TAVR expands its wings to rheumatic AS patients, JACC study.
For people who have aortic stenosis (AS) due to rheumatic heart disease (RHD), transcatheter valve implantation may be a "viable and possibly durable option" compared with surgical valve replacement, observational Medicare data suggest. The study published in the April issue of JACC found no difference in all-cause mortality over a median follow-up period of around 1.5 years.
Various factors, including fibrotic rather than calcified leaflets, presence of mixed aortic valve disease and/or multivalvular disease, right ventricular dysfunction, and cardiac structural changes that increase the risk for AF, may complicate successful outcomes of TAVR in rheumatic AS. However, this study shows that TAVR has similar outcomes with regard to mortality and morbidity in this group of patients, who were excluded from the randomized controlled trials.

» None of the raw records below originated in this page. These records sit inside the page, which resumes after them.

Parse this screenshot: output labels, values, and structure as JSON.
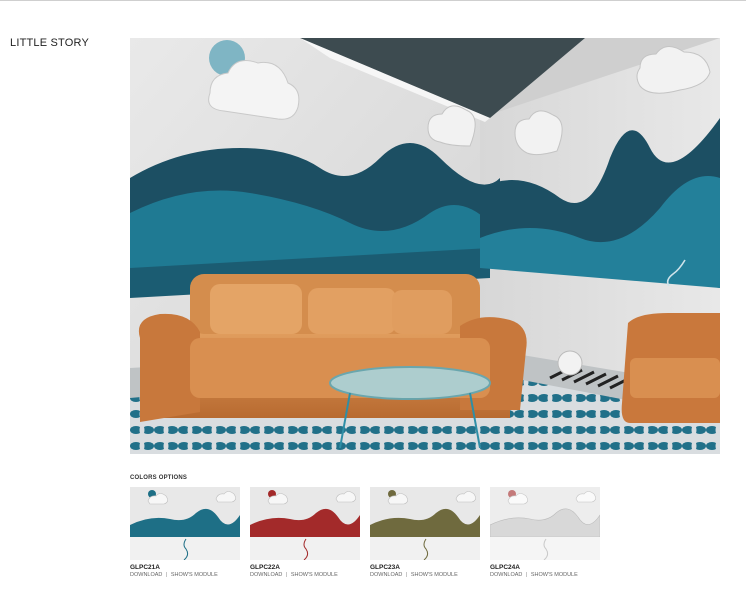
{
  "page": {
    "title": "LITTLE STORY"
  },
  "hero": {
    "icon": "room-photo"
  },
  "options": {
    "label": "COLORS OPTIONS",
    "items": [
      {
        "code": "GLPC21A",
        "download": "DOWNLOAD",
        "separator": "|",
        "module": "SHOW'S MODULE",
        "color": "#1e6f86"
      },
      {
        "code": "GLPC22A",
        "download": "DOWNLOAD",
        "separator": "|",
        "module": "SHOW'S MODULE",
        "color": "#a32a2a"
      },
      {
        "code": "GLPC23A",
        "download": "DOWNLOAD",
        "separator": "|",
        "module": "SHOW'S MODULE",
        "color": "#6f6a3e"
      },
      {
        "code": "GLPC24A",
        "download": "DOWNLOAD",
        "separator": "|",
        "module": "SHOW'S MODULE",
        "color": "#d8d8d8"
      }
    ]
  }
}
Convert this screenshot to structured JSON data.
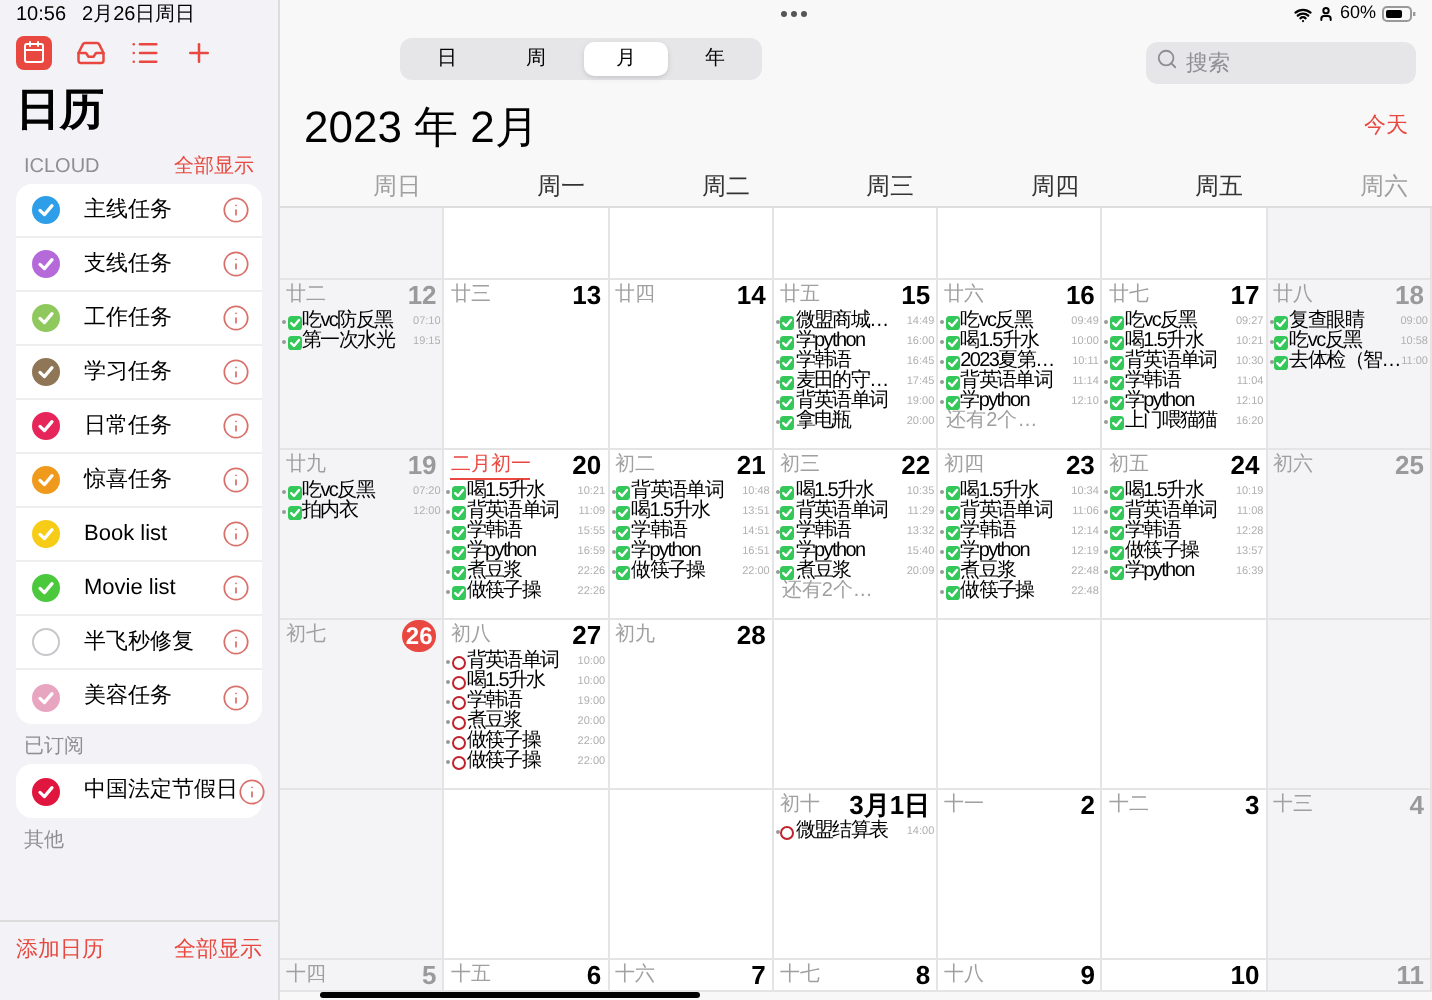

The authors sought to examine outcomes with TAVR versus surgical aortic valve replacement (SAVR) in patients with rheumatic AS, and versus TAVR in nonrheumatic AS. They identified Medicare beneficiaries who underwent TAVR or SAVR from October 2015 to December 2017, and then identified patients with rheumatic AS using prior validated International Classification of Diseases, Version 10 codes. Overlap propensity score weighting analysis was used to adjust for measured confounders. The primary study outcome was all-cause mortality. Multiple secondary outcomes were also examined.
The final study cohort included 1,159 patients with rheumatic AS who underwent aortic valve replacement (SAVR, n = 554; TAVR, n = 605), and 88,554 patients with nonrheumatic AS who underwent TAVR.

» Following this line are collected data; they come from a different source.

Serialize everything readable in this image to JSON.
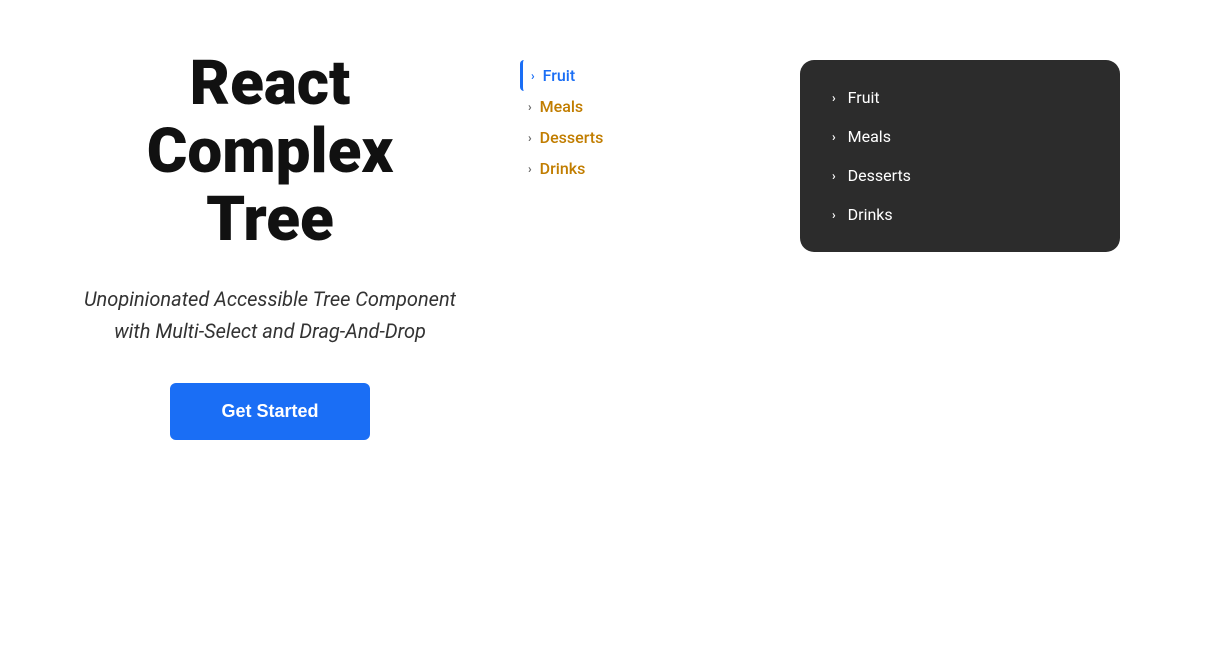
{
  "hero": {
    "title_line1": "React",
    "title_line2": "Complex",
    "title_line3": "Tree",
    "subtitle": "Unopinionated Accessible Tree Component with Multi-Select and Drag-And-Drop",
    "cta_label": "Get Started"
  },
  "light_tree": {
    "items": [
      {
        "label": "Fruit",
        "color": "blue",
        "active": true
      },
      {
        "label": "Meals",
        "color": "gold",
        "active": false
      },
      {
        "label": "Desserts",
        "color": "gold",
        "active": false
      },
      {
        "label": "Drinks",
        "color": "gold",
        "active": false
      }
    ]
  },
  "dark_tree": {
    "items": [
      {
        "label": "Fruit"
      },
      {
        "label": "Meals"
      },
      {
        "label": "Desserts"
      },
      {
        "label": "Drinks"
      }
    ]
  },
  "icons": {
    "chevron_right": "›"
  }
}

Among the patients with RHD, those who had SAVR tended to be younger than those who had TAVI (mean 73.4 vs 79.4 years), to have fewer comorbidities, and to be less frail. At a median follow-up of 19 months, all-cause mortality was similar between TAVI and SAVR (11.2 vs 7.0 deaths per 100 person-years; adjusted HR 1.53; 95% CI 0.84-2.79). Apart from permanent pacemaker implantation, TAVI was associated with fewer complications than SAVR.
Among the TAVI-treated patients, those who had RHD tended to be younger than those with nonrheumatic AS (mean age 79.4 vs 81.2 years), were less likely to be men (40% vs 53.3%), and tended to have fewer comorbidities. At a median follow-up of 17 months, all-cause mortality did not differ between TAVI patients who did and didn't have RHD (15.2 vs 17.7 deaths per 100 person-years; adjusted HR 0.87; 95% CI 0.68-1.09). There were no differences in procedural complications.

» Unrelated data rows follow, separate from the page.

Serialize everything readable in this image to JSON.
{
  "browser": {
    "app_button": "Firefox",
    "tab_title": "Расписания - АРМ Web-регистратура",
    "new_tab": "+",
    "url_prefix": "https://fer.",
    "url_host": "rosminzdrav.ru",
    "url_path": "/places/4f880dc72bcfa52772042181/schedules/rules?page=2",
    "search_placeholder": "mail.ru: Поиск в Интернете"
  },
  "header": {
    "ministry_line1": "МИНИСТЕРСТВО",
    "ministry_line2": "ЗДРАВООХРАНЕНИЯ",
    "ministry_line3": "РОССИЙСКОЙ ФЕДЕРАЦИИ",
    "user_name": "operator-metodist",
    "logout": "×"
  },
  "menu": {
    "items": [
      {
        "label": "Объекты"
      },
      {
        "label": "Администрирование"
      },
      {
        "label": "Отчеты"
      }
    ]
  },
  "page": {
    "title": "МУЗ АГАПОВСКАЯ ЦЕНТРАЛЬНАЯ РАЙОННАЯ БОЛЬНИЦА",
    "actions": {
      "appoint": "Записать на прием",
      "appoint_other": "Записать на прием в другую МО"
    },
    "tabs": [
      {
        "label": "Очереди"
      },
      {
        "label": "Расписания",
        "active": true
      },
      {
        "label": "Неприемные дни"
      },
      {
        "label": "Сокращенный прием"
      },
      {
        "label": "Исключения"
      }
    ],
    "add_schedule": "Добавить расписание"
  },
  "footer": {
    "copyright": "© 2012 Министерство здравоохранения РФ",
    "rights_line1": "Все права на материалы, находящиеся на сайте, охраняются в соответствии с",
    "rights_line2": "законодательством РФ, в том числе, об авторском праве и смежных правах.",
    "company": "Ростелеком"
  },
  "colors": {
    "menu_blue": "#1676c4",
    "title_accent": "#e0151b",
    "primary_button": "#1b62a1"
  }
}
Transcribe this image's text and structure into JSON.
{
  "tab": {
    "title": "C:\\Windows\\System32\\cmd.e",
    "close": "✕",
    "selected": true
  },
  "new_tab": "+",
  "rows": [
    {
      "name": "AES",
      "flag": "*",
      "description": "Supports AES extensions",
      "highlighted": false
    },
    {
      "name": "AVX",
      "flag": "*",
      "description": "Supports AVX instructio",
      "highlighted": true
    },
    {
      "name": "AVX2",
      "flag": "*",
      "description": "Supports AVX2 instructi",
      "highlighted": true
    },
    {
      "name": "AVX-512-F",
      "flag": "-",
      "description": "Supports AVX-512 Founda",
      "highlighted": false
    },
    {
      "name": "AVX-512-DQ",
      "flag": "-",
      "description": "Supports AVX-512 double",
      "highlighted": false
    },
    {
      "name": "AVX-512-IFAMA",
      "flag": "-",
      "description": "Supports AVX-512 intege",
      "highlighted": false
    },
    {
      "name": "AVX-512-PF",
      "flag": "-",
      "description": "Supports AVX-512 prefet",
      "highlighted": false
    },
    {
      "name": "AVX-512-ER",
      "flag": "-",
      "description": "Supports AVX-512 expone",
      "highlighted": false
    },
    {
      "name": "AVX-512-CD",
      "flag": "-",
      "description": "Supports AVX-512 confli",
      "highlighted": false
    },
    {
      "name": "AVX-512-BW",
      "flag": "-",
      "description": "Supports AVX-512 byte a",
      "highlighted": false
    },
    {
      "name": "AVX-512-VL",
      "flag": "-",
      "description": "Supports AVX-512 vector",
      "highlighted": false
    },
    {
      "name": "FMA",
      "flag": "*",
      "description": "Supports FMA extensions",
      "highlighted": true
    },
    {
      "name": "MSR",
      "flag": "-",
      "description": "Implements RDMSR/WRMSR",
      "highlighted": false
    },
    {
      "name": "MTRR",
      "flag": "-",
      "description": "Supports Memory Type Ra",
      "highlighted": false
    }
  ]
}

Repeat aortic valve replacement was performed in one of the TAVI-treated patients with rheumatic AS, fewer than 11 SAVR patients with rheumatic AS, and 242 nonrheumatic TAVI patients.
What the new study results show, author Mentias said, is that in select RHD patients being treated, TAVR "was relatively comparable to surgical aortic valve replacement in terms of midterm outcomes." Beyond the equivalent death risk, another noteworthy finding is that none of the TAVI-treated RHD patients required reintervention.
Mentias et al acknowledge there have been concerns in the past about performing TAVI in rheumatic AS because of the lack of calcification, used for anchoring, in the native valve, which could potentially lead to prosthetic valve migration or paravalvular leak. New-generation TAVR devices have design elements that could reduce the likelihood of these problems, however. "Our study included a contemporary cohort of TAVR patients; hence, it reflects outcomes with newer generations of TAVR valves."
Also, many patients with RHD have aortic regurgitation, either on its own or in combination with AS. For these patients, the lack of calcification may enable "safer deployment with appropriate oversizing to reduce the risk of residual paravalvular leakage without increased risk of annular injury/rupture as compared with calcific AS," the researchers say, "especially in patients with concomitant/pure aortic regurgitation and dilated aortic root."
While the authors suggest that TAVR may be a more feasible option than SAVR for treating rheumatic AS in countries where the condition is still highly prevalent, this should be balanced by the current reality that TAVR still requires specialized facilities and operators, the devices are very expensive, and a strategy targeting treatment of Streptococcal infection with antibiotics may be more cost-effective. The study results are extremely important from Indian perspective as rheumatic heart disease continues to be the most common valvular heart disease and surgical turn-downs are not infrequent even in a tertiary care setting.